I have all of the lumber, but I am curious about opinions on jointing the pieces. I was thinking about using tongue/groove for the edges and possibly using biscuit joints for the end grain. This would be joined one piece at a time while placing/securing it on the wall.










Do you think it is necessary to joint the pieces?

Are there any good recommendations for an alternative to biscuit jointing the end grain as I don't currently have a biscuit jointer (although a much cheaper alternative is to use a biscuit joint routing bit)? 

Is tongue and groove a good idea for the edges?

Thanks


----------



## hwebb99 (Nov 27, 2012)

I'd just use a brad nailer to nail it to the studs.


----------



## NickB (Sep 24, 2013)

I helped a friend with a similar project. I edge jointed, then ripped, then rabbeted both sides to create a ship lap. He just nailed it to the wall and torched it in place. It really looked great. 

He did another room before that with open joints that looked bad. You could see the plaster through the joints and he ended up having to fill them with caulk, which wasn't very attractive either.

Another option might be to hang black tar paper first so the joints "disappear", but I think the shiplap will give you the best results. I wouldn't recommend a T&G because it's a finicky joint. If you're lumber is like his, it will be varying thickness and that will make it challenging. Shiplap is pretty forgiving.


----------



## Vexorg (Apr 16, 2014)

NickDIY said:


> I helped a friend with a similar project. I edge jointed, then ripped, then rabbeted both sides to create a ship lap. He just nailed it to the wall and torched it in place. It really looked great.
> 
> He did another room before that with open joints that looked bad. You could see the plaster through the joints and he ended up having to fill them with caulk, which wasn't very attractive either.
> 
> Another option might be to hang black tar paper first so the joints "disappear", but I think the shiplap will give you the best results. I wouldn't recommend a T&G because it's a finicky joint. If you're lumber is like his, it will be varying thickness and that will make it challenging. Shiplap is pretty forgiving.


Thanks for the response! 

I read that many people paintbrush behind wall black or a dark color that way you can't "see" the Wall. 

I'll keep your advice in mind about the ship lap. 

Sent from my HTC6500LVW using Tapatalk


----------



## georger (Dec 3, 2014)

this topic is of special interest to me, I plan to build a whole house this way, floors, walls, ceiling, I also plan on covering it on the outside in a similar way, question is how much can I do?
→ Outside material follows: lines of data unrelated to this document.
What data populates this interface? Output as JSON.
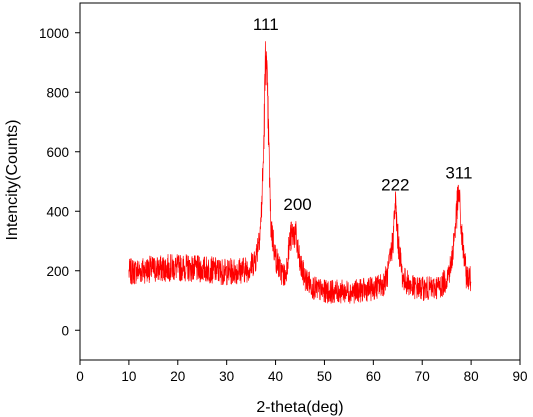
{
  "chart_data": {
    "type": "line",
    "xlabel": "2-theta(deg)",
    "ylabel": "Intencity(Counts)",
    "xlim": [
      0,
      90
    ],
    "ylim": [
      -100,
      1100
    ],
    "x_ticks": [
      0,
      10,
      20,
      30,
      40,
      50,
      60,
      70,
      80,
      90
    ],
    "y_ticks": [
      0,
      200,
      400,
      600,
      800,
      1000
    ],
    "grid": false,
    "line_color": "#ff0000",
    "series": [
      {
        "x": [
          10,
          12,
          14,
          16,
          18,
          20,
          22,
          24,
          26,
          28,
          30,
          32,
          34,
          35,
          36,
          37,
          37.5,
          38,
          38.5,
          39,
          40,
          41,
          42,
          43,
          44,
          45,
          46,
          48,
          50,
          52,
          54,
          56,
          58,
          60,
          62,
          63,
          64,
          64.5,
          65,
          66,
          68,
          70,
          72,
          74,
          75,
          76,
          77,
          77.5,
          78,
          79,
          80
        ],
        "y": [
          195,
          200,
          205,
          205,
          210,
          210,
          210,
          205,
          205,
          200,
          195,
          200,
          205,
          215,
          245,
          360,
          560,
          950,
          700,
          360,
          245,
          200,
          180,
          310,
          330,
          220,
          175,
          140,
          130,
          130,
          130,
          130,
          135,
          140,
          155,
          190,
          300,
          430,
          310,
          175,
          145,
          140,
          140,
          150,
          175,
          225,
          390,
          465,
          330,
          185,
          170
        ]
      }
    ],
    "annotations": [
      {
        "text": "111",
        "x": 38,
        "y": 1010
      },
      {
        "text": "200",
        "x": 44.5,
        "y": 405
      },
      {
        "text": "222",
        "x": 64.5,
        "y": 470
      },
      {
        "text": "311",
        "x": 77.5,
        "y": 510
      }
    ]
  }
}
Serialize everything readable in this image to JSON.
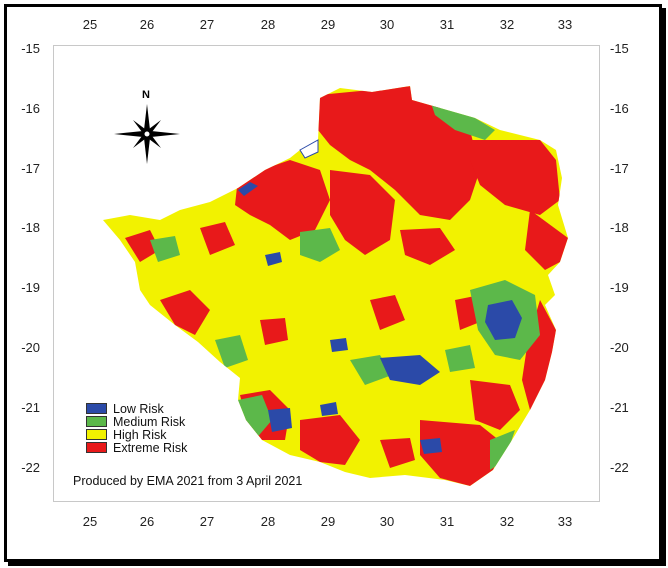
{
  "map": {
    "x_ticks": [
      "25",
      "26",
      "27",
      "28",
      "29",
      "30",
      "31",
      "32",
      "33"
    ],
    "y_ticks": [
      "-15",
      "-16",
      "-17",
      "-18",
      "-19",
      "-20",
      "-21",
      "-22"
    ],
    "north_label": "N",
    "legend": [
      {
        "label": "Low Risk",
        "color": "#2b4aa8"
      },
      {
        "label": "Medium Risk",
        "color": "#5cb84a"
      },
      {
        "label": "High Risk",
        "color": "#f2f200"
      },
      {
        "label": "Extreme Risk",
        "color": "#e8191a"
      }
    ],
    "caption": "Produced by EMA 2021 from 3 April 2021"
  }
}
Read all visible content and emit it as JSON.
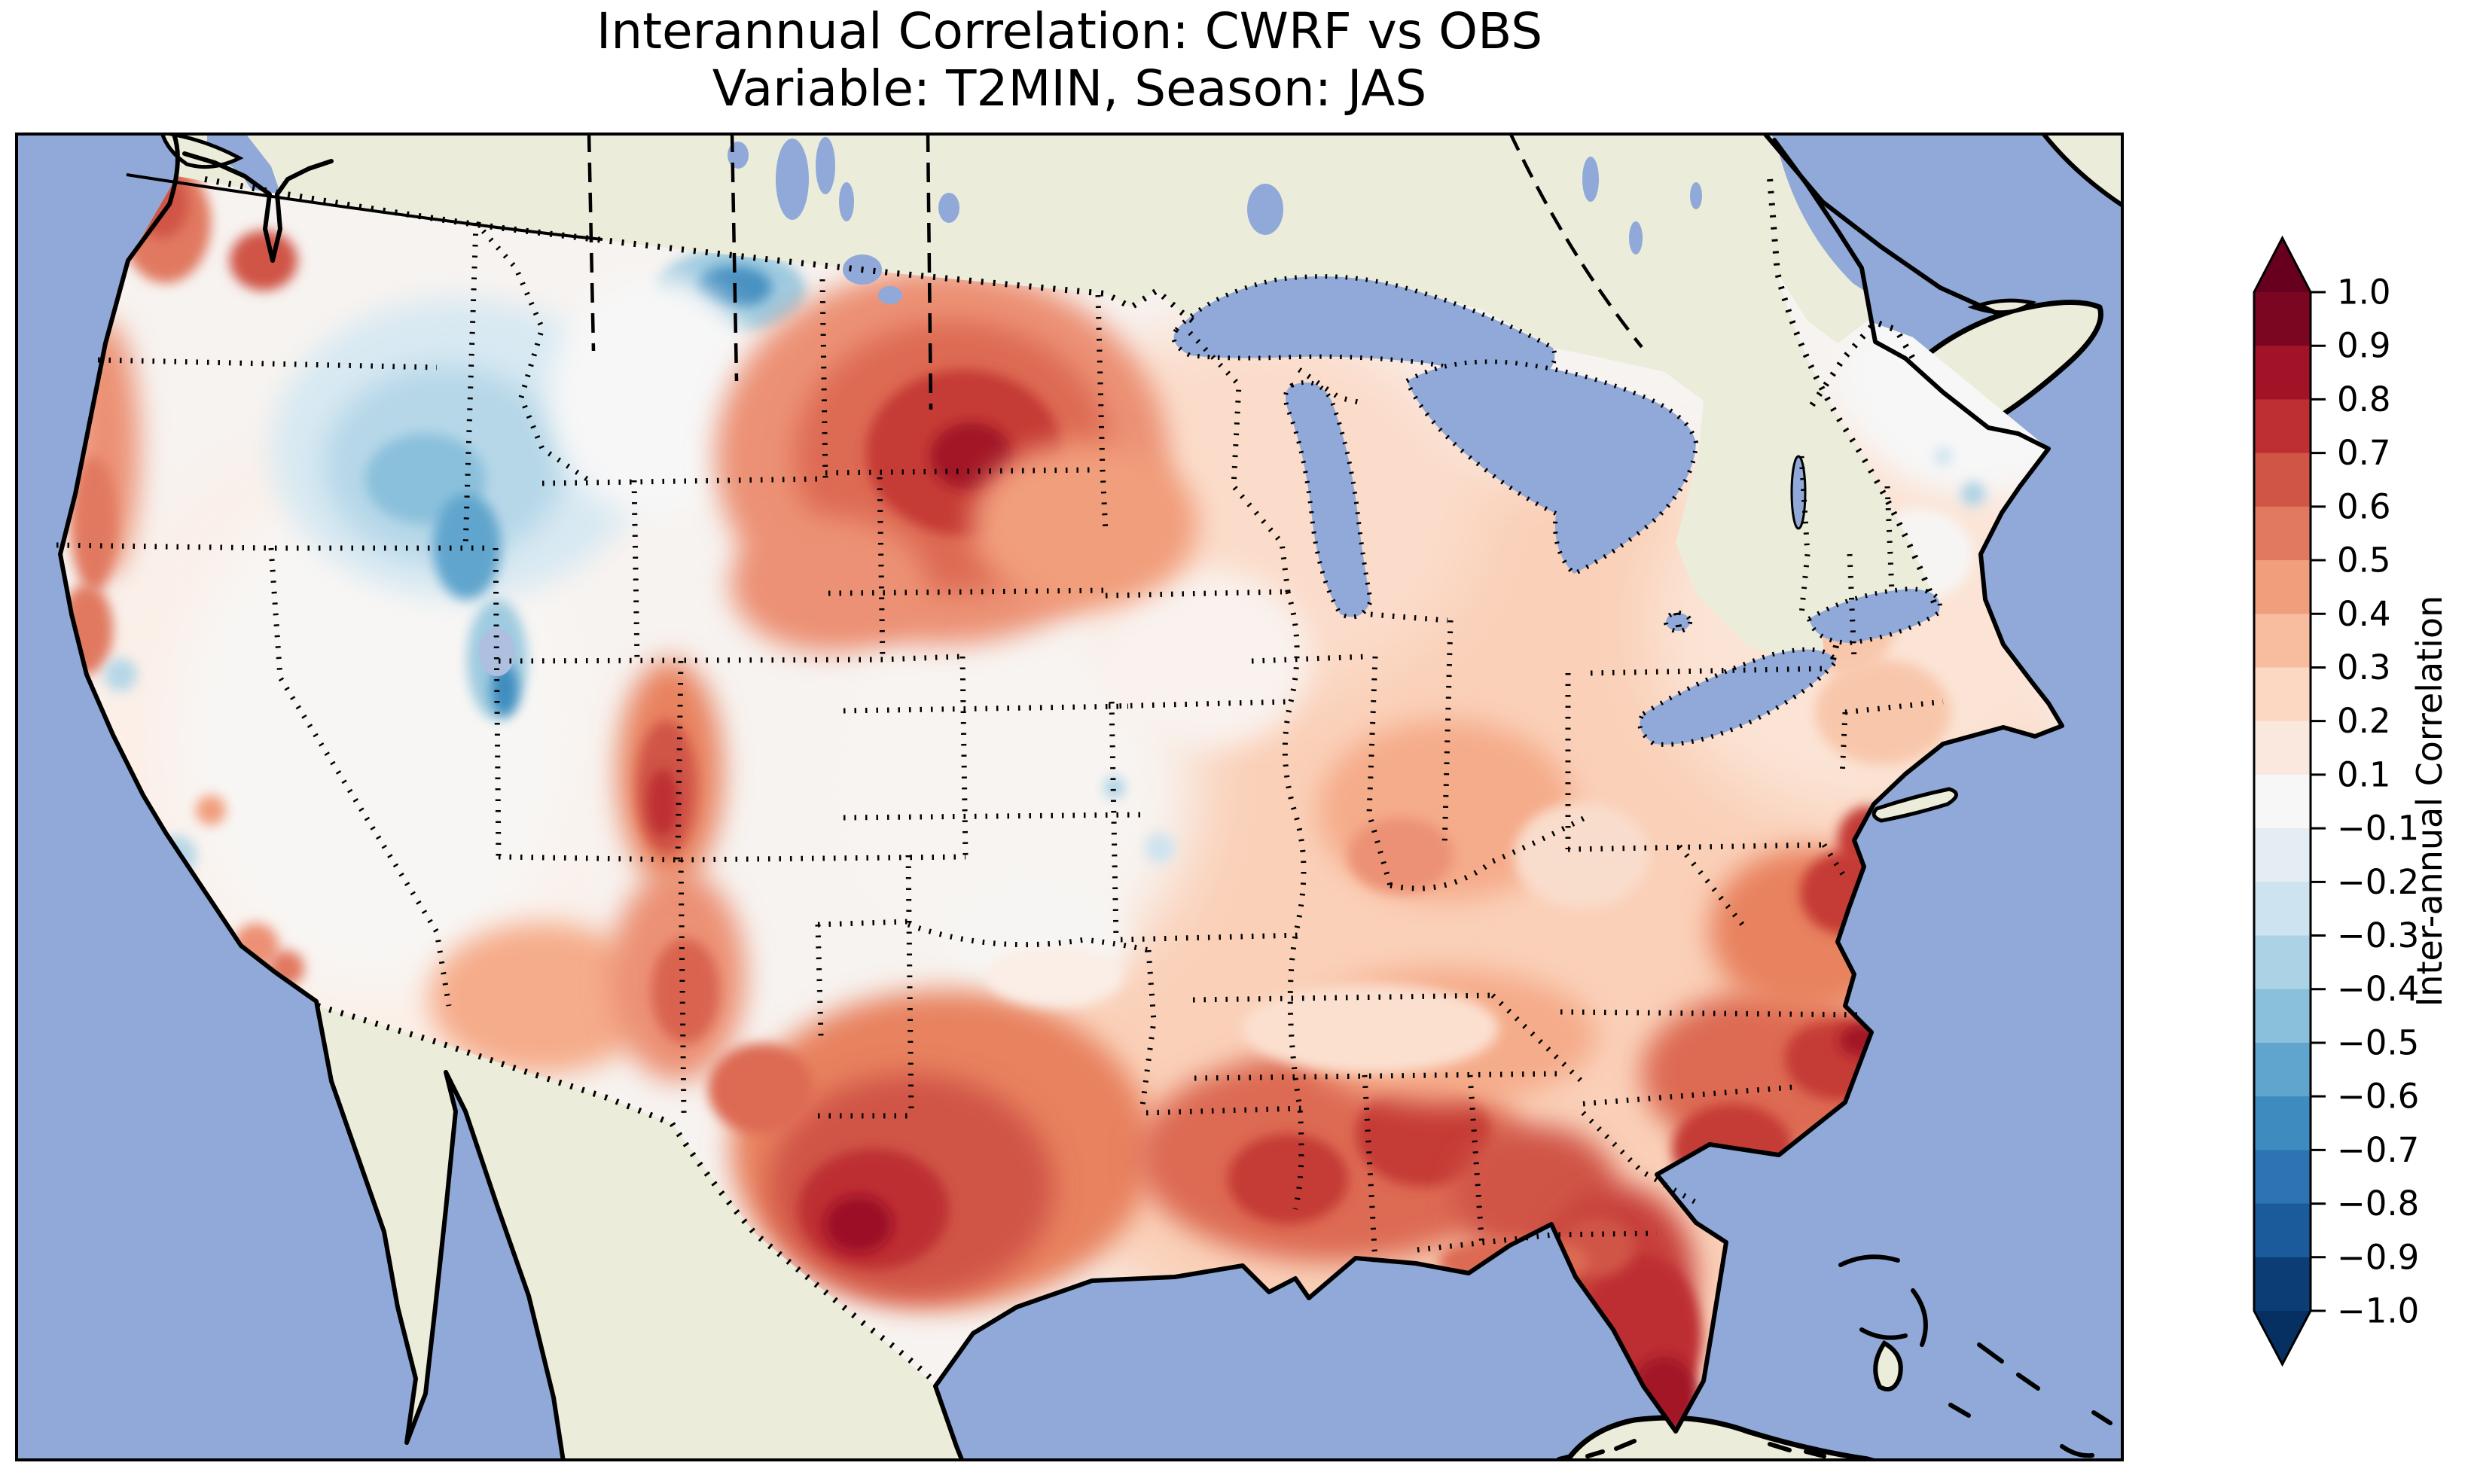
{
  "title": {
    "line1": "Interannual Correlation: CWRF vs OBS",
    "line2": "Variable: T2MIN, Season: JAS"
  },
  "map": {
    "ocean_color": "#90a9d8",
    "land_color": "#ececda",
    "coastline_color": "#000000",
    "state_border_style": "dotted black",
    "frame_color": "#000000"
  },
  "colorbar": {
    "label": "Inter-annual Correlation",
    "extend": "both",
    "over_color": "#67001f",
    "under_color": "#053061",
    "tick_labels": [
      "1.0",
      "0.9",
      "0.8",
      "0.7",
      "0.6",
      "0.5",
      "0.4",
      "0.3",
      "0.2",
      "0.1",
      "−0.1",
      "−0.2",
      "−0.3",
      "−0.4",
      "−0.5",
      "−0.6",
      "−0.7",
      "−0.8",
      "−0.9",
      "−1.0"
    ],
    "segment_colors_top_to_bottom": [
      "#7b0622",
      "#a21328",
      "#bd2f30",
      "#d05546",
      "#e17960",
      "#f19e7c",
      "#f8bc9f",
      "#fcd8c3",
      "#fae8de",
      "#f7f7f7",
      "#e3edf3",
      "#cde3ef",
      "#acd2e6",
      "#8ac0db",
      "#60a5cd",
      "#3e8cbf",
      "#2c74b3",
      "#1b5b9c",
      "#0c3e75"
    ]
  },
  "chart_data": {
    "type": "heatmap",
    "subtype": "filled_contour_map",
    "title": "Interannual Correlation: CWRF vs OBS",
    "subtitle": "Variable: T2MIN, Season: JAS",
    "variable": "T2MIN",
    "season": "JAS",
    "series_compared": [
      "CWRF",
      "OBS"
    ],
    "region": "Continental United States (CWRF model domain)",
    "colormap": "RdBu_r",
    "colorbar_label": "Inter-annual Correlation",
    "levels": [
      -1.0,
      -0.9,
      -0.8,
      -0.7,
      -0.6,
      -0.5,
      -0.4,
      -0.3,
      -0.2,
      -0.1,
      0.1,
      0.2,
      0.3,
      0.4,
      0.5,
      0.6,
      0.7,
      0.8,
      0.9,
      1.0
    ],
    "value_range": [
      -1.0,
      1.0
    ],
    "legend_position": "right",
    "approx_values_by_region": [
      {
        "region": "Washington / Oregon coast",
        "correlation": 0.6
      },
      {
        "region": "Puget Sound / western Washington",
        "correlation": 0.5
      },
      {
        "region": "Northern Rockies (Idaho / western Montana)",
        "correlation": -0.4
      },
      {
        "region": "Montana-Canada border pocket",
        "correlation": -0.6
      },
      {
        "region": "Eastern Montana / Dakotas",
        "correlation": 0.8
      },
      {
        "region": "Great Basin (Nevada / Utah)",
        "correlation": 0.0
      },
      {
        "region": "California Central Valley and coast",
        "correlation": 0.1
      },
      {
        "region": "Colorado Rockies / four corners ridge",
        "correlation": 0.6
      },
      {
        "region": "Central plains (Nebraska / Kansas / Oklahoma)",
        "correlation": 0.1
      },
      {
        "region": "South-central Texas",
        "correlation": 0.8
      },
      {
        "region": "Gulf coast (Louisiana / Mississippi / Alabama)",
        "correlation": 0.6
      },
      {
        "region": "Georgia / South Carolina",
        "correlation": 0.6
      },
      {
        "region": "Florida peninsula",
        "correlation": 0.85
      },
      {
        "region": "Carolinas coast / Outer Banks",
        "correlation": 0.7
      },
      {
        "region": "Mid-Atlantic (Chesapeake / New Jersey)",
        "correlation": 0.6
      },
      {
        "region": "Ohio valley / Midwest",
        "correlation": 0.3
      },
      {
        "region": "Upper Midwest (Minnesota / Wisconsin)",
        "correlation": 0.2
      },
      {
        "region": "Southern New England",
        "correlation": 0.2
      },
      {
        "region": "Maine",
        "correlation": 0.0
      },
      {
        "region": "Tennessee valley",
        "correlation": 0.3
      }
    ]
  }
}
I am not an experienced woodworker, not to say I have no experience fabricating just not with wood, previously looking into it shiplap appeared to be a good midway solution, T&G is a bit too much, none will likely gap, I am curious to see what you end up doing and how you go about it, I have a lot of lumber to mill and joint, not sure how to go about setting up all the machines needed to accomplish this, nor how far to take this, how many processes to put the boards through before they go up


----------



## GeorgeC (Jul 30, 2008)

hwebb99 said:


> I'd just use a brad nailer to nail it to the studs.


Yes, End jointing is not necessary.

What you do(or do not do) for edge jointing will depend upon what look you want.

Biscuits not needed.

George


----------